Figure 1 shows a sketch of part of the curve with equation $y = (2 - x)e^{2x}$, $x \in \mathbb{R}$ The finite region $R$, shown shaded in Figure 1, is bounded by the curve, the x-axis and the y-axis - Edexcel - A-Level Maths Pure - Question 4 - 2014 - Paper 8

To improve the accuracy of the approximation using the trapezium rule, one can:

• Increase the number of strips: Using more subdivisions leads to a closer approximation to the actual curve.
• Make h smaller: Decreasing the width of each interval reduces the approximation error.
• Use more values of $x$: By calculating more $y$ values, we can better capture the shape of the curve.
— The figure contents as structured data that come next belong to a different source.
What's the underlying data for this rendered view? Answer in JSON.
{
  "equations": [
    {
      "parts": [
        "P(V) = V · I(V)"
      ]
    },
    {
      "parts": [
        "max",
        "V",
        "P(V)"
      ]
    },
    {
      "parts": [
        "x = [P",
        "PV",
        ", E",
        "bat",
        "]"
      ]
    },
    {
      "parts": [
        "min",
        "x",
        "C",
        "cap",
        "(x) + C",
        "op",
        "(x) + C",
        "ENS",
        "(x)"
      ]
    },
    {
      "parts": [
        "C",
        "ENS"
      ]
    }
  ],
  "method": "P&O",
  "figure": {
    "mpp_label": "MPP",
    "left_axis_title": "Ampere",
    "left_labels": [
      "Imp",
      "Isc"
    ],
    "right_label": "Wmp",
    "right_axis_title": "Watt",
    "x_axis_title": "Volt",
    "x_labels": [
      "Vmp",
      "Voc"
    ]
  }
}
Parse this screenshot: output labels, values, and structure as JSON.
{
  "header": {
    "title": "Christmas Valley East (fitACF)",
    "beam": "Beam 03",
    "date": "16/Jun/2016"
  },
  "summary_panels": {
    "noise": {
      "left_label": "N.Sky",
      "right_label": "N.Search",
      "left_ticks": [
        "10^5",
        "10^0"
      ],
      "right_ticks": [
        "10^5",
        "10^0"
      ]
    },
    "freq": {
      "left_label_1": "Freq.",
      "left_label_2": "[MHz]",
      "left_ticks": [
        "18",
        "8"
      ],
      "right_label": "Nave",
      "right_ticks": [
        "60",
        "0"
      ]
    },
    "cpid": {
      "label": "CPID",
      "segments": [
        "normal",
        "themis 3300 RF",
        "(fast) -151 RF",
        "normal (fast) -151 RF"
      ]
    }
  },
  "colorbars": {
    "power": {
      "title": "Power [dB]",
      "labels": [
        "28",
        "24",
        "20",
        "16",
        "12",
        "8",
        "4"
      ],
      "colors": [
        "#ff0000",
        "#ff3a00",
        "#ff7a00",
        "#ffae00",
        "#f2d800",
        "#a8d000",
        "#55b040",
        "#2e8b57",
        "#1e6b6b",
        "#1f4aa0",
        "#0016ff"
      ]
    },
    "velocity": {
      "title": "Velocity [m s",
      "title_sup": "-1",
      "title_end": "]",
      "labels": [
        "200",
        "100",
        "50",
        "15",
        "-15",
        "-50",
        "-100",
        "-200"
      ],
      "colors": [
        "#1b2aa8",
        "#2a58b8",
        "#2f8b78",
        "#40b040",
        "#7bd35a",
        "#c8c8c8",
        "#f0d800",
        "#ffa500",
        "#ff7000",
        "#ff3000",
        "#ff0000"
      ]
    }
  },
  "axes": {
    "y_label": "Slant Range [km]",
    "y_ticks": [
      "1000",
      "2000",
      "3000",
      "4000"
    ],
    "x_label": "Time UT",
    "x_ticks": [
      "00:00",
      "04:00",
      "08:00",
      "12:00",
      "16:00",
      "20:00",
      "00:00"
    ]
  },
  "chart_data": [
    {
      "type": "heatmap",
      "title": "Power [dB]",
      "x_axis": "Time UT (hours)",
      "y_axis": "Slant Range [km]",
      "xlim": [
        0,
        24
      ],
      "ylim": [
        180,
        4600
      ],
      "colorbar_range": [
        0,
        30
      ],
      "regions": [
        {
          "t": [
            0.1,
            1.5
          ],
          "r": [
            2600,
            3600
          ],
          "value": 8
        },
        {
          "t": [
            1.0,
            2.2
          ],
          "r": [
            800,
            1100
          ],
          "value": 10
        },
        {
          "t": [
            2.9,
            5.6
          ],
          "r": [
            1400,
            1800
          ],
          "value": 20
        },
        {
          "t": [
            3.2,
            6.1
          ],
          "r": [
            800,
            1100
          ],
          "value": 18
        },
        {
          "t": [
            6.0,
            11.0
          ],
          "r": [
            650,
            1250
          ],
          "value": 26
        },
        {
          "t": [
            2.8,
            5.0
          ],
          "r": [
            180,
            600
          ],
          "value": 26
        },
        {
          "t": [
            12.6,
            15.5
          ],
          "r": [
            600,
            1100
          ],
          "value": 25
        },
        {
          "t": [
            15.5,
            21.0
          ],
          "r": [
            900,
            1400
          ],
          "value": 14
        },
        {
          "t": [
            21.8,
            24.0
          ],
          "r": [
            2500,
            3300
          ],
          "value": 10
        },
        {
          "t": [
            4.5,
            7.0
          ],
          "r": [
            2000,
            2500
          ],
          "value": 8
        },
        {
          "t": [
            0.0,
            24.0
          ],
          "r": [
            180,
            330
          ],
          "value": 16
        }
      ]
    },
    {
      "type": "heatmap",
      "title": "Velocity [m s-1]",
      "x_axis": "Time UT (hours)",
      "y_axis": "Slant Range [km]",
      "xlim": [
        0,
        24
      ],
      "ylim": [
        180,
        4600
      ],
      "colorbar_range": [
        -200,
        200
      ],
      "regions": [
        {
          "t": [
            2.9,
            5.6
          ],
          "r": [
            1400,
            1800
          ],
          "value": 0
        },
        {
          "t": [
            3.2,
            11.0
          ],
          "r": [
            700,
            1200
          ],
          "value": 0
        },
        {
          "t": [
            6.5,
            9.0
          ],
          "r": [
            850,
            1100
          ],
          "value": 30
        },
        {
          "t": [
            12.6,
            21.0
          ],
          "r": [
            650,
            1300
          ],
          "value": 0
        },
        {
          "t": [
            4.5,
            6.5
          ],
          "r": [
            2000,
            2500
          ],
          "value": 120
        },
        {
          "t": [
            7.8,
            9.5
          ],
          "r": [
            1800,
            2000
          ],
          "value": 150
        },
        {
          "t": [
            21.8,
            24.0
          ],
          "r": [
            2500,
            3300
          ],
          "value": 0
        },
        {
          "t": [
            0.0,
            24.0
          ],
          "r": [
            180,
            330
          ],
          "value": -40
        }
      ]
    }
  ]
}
To find the exact area of the region $R$, we need to integrate the function from $x = 0$ to $x = 2$:

1. Set up the integral: $A = \int_0^2 (2 - x)e^{2x} \, dx$

2. To solve the integral, we can use integration by parts, where:

   • Let $u = (2 - x)$, thus $du = -dx$
   • Let $dv = e^{2x} dx$, thus $v = \frac{1}{2} e^{2x}$

3. Applying integration by parts: $\int u \, dv = uv - \int v \, du$ $= (2 - x) \cdot \frac{1}{2} e^{2x} \bigg|_0^2 + \int \frac{1}{2} e^{2x} \, dx$

4. Evaluating the boundary terms: At $x = 2$, $u = 0$, and at $x = 0$, $u = 2$: $= [(2 - 2) \cdot \frac{1}{2} e^{4}] - [(2 - 0) \cdot \frac{1}{2} e^0]$ $= 0 - 1 = -1$

5. Now compute the integral: $\frac{1}{2} \int e^{2x} dx = \frac{1}{2} \cdot \frac{1}{2} e^{2x} + C$ Evaluating from $0$ to $2$ gives: $= \frac{1}{4} [e^4 - 1]$

Combining the results: $A = -1 + \frac{1}{4}(e^4 - 1)$ $= \frac{1}{4} e^4 - 1 - \frac{1}{4}$ $= \frac{1}{4} e^4 - \frac{5}{4}$

The exact value of the area $R$ is: $A = \frac{1}{4}(e^4 - 5)$